ルルーシュがいなくても、池たちは同じように出かける。
時間を使う理由としては、どれも弱い。
「無理に来なくてもいいよ」
スザクは言った。
ルルーシュの眉が僅かに動く。
「来るかどうかは、君が決めればいい」
説得するための理由は加えなかった。
来れば楽しいとも、皆が望んでいるとも言わない。
答えを急かさず、ただその場に立って待つ。
ルルーシュはスザクから視線を外した。
池と山内は、ゲームセンターで何をするか言い争っている。
須藤はスポーツ用品店へ寄る時間を先に確保しろと主張していた。
平田は全員の予定が完全には合わないことを確認し、櫛田は参加できる時間を一人ずつ聞いている。

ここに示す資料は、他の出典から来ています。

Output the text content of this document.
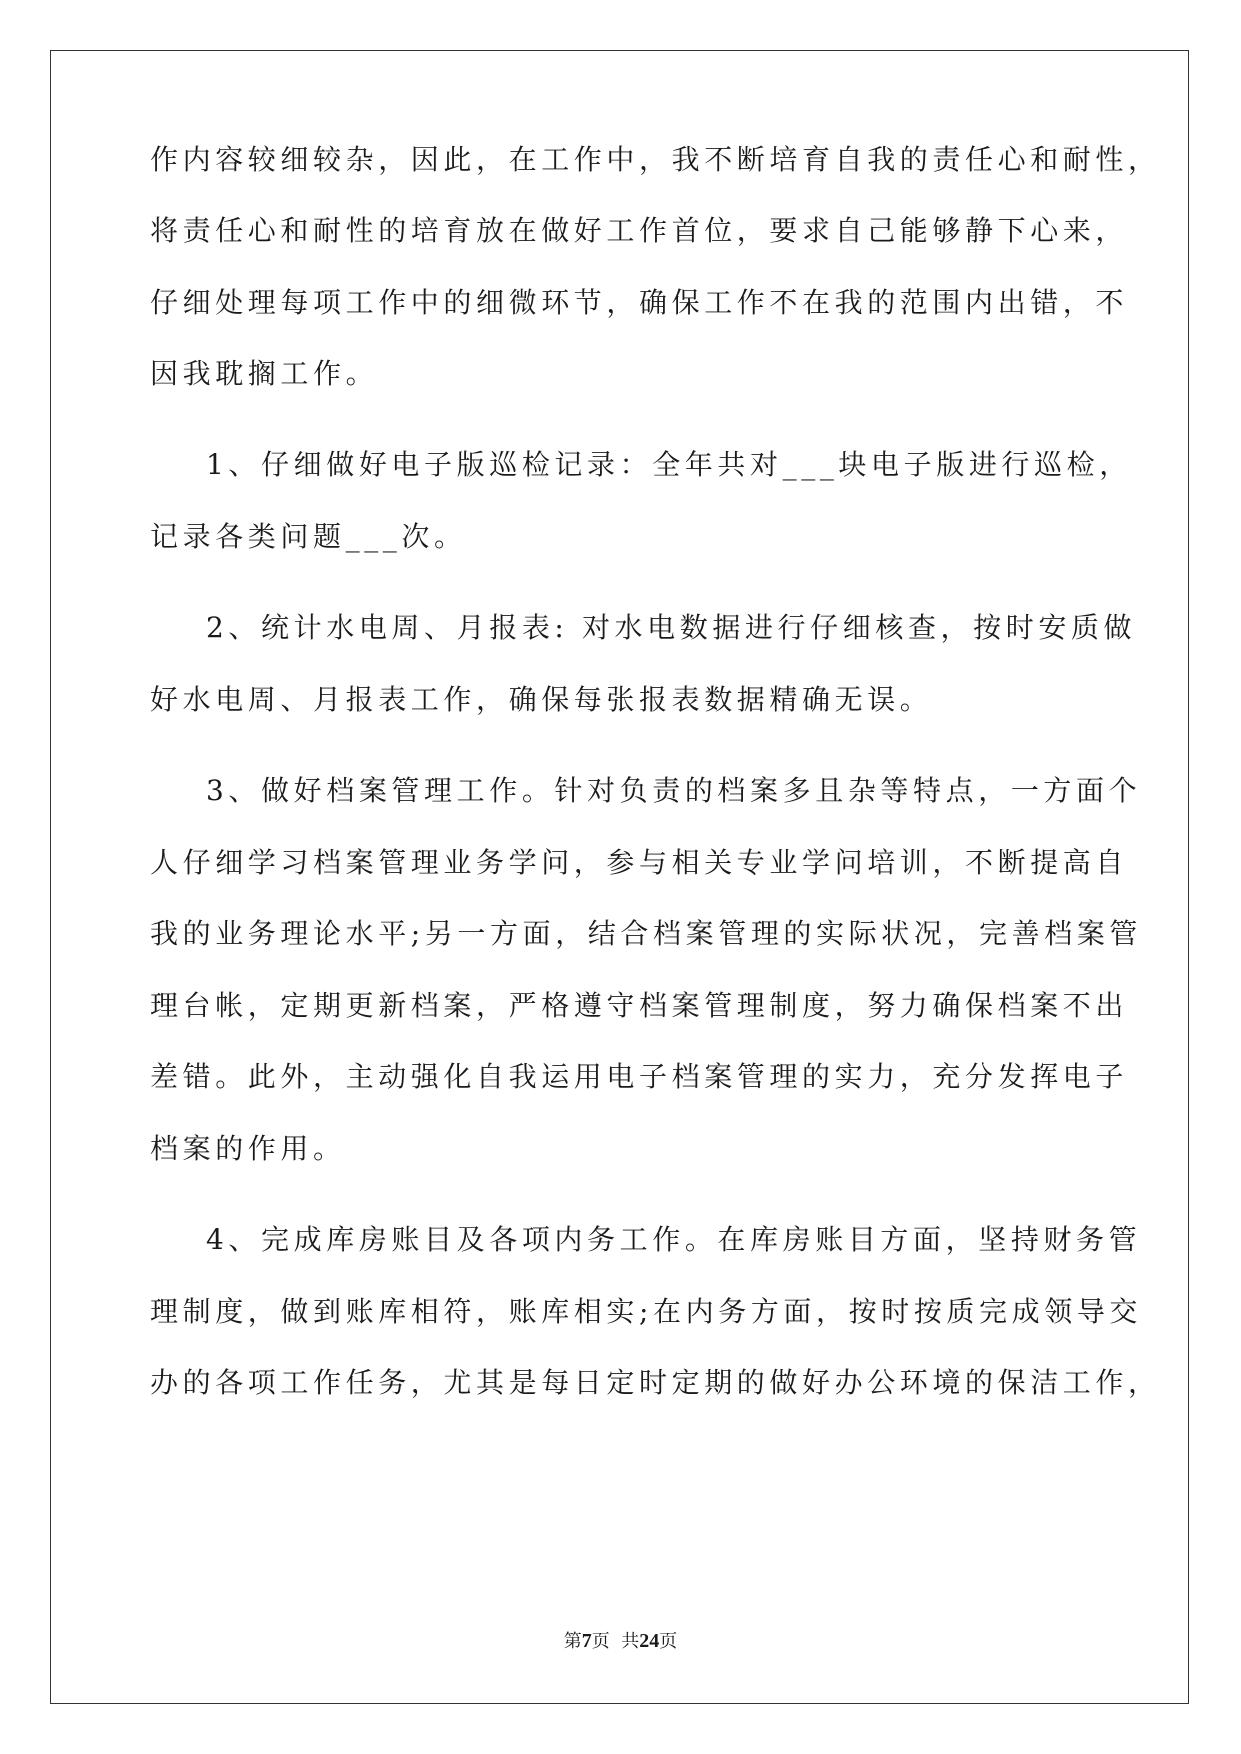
作内容较细较杂，因此，在工作中，我不断培育自我的责任心和耐性，
将责任心和耐性的培育放在做好工作首位，要求自己能够静下心来，
仔细处理每项工作中的细微环节，确保工作不在我的范围内出错，不
因我耽搁工作。
1、仔细做好电子版巡检记录：全年共对___块电子版进行巡检，
记录各类问题___次。
2、统计水电周、月报表: 对水电数据进行仔细核查，按时安质做
好水电周、月报表工作，确保每张报表数据精确无误。
3、做好档案管理工作。针对负责的档案多且杂等特点，一方面个
人仔细学习档案管理业务学问，参与相关专业学问培训，不断提高自
我的业务理论水平;另一方面，结合档案管理的实际状况，完善档案管
理台帐，定期更新档案，严格遵守档案管理制度，努力确保档案不出
差错。此外，主动强化自我运用电子档案管理的实力，充分发挥电子
档案的作用。
4、完成库房账目及各项内务工作。在库房账目方面，坚持财务管
理制度，做到账库相符，账库相实;在内务方面，按时按质完成领导交
办的各项工作任务，尤其是每日定时定期的做好办公环境的保洁工作，
第7页  共24页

ルルーシュの視線が、まとまりのない会話を順に追った。
彼の目には、秩序も効率もない予定に映っているはずだった。
それでも、断る言葉は返ってこない。
沈黙が続いても、スザクは何も付け加えなかった。
やがてルルーシュは、予定をまとめている平田へ顔を向けた。
「集合は何時だ」
教室が一瞬だけ静かになった。
「え、来んの?」
山内が最初に反応する。
「質問に答えろ」
「来るんだな!?」
「集合時刻を聞いている」
「来るってことだろ、それ!」
池が嬉しそうに声を上げた。
「四時でどうかな」
平田が笑いを堪えながら答える。
「終礼の後、正面入口に集合。部活や用事がある人は、後から連絡して合流する形で」
「了解!」
櫛田がグループチャットへ予定を書き込む。
ほどなくして、ルルーシュの端末も振動した。
表示された予定は簡単なものだった。
明日、放課後。
正面入口へ集合。
スポーツ用品店。
ゲームセンター。
食事。
解散時間は未定。
ルルーシュは画面を見たまま、眉を寄せた。
「順序以外、何も決まっていない」
「一応、集合時間は決めたよ」
平田が答える。
「スポーツ用品店での滞在時間がない。ゲームセンターも、何を利用するかで必要時間が変わる。食事場所も未定だ。混雑を考えれば、候補を先に絞るべきだろう」
「全部決めなくてもいいんじゃないかな」
スザクが苦笑する。
「人数が変わるなら、先に決める方が合理的だ」
「行ってから決めりゃいいだろ」
池が言った。
「その場で揉める時間が無駄だ」
「遊びに行く時まで無駄とか言うなよ」
「無駄は無駄だ」
「じゃあ、お前が明日全部決めろ!」
「なぜ私が」
「細かいこと言い始めたのお前だろ!」
再び笑いが起きた。
ルルーシュは不満そうに画面を見続けていたが、送られてきた予定を修正しなかった。
参加を取り消すこともしなかった。
◇
夜。
自室へ戻ったルルーシュは、机の上で端末を開いた。
翌日の課題は終えている。
制服も必要なものだけを残して整えてある。
普段なら、その後に確認するのは一週間分の予定だった。
授業。
提出期限。
クラス内で必要になる作業。
時間、目的、優先順位を設定し、不要な空白をなくしていく。
明日の欄には、昼間に送られてきた予定が追加されていた。
明日 放課後。
ケヤキモール。
それだけだった。
目的欄は空白。
達成条件も設定されていない。
終了時刻さえ決まっていない。
予定としては不完全だった。
詳細を追記する画面を開く。
移動時間。
店舗ごとの滞在時間。
食事場所の候補。
入力しようと思えば、いくらでも埋められる。
昼間の会話が浮かんだ。
全部決めなくてもいい。
行ってから決めればいい。
合理的とは言い難い。
だからといって、修正しなければならない理由もなかった。
ルルーシュは追記画面を閉じた。
削除の項目には触れない。
目的も、達成条件も空白のまま、保存を選ぶ。
画面には、明日という二文字が残った。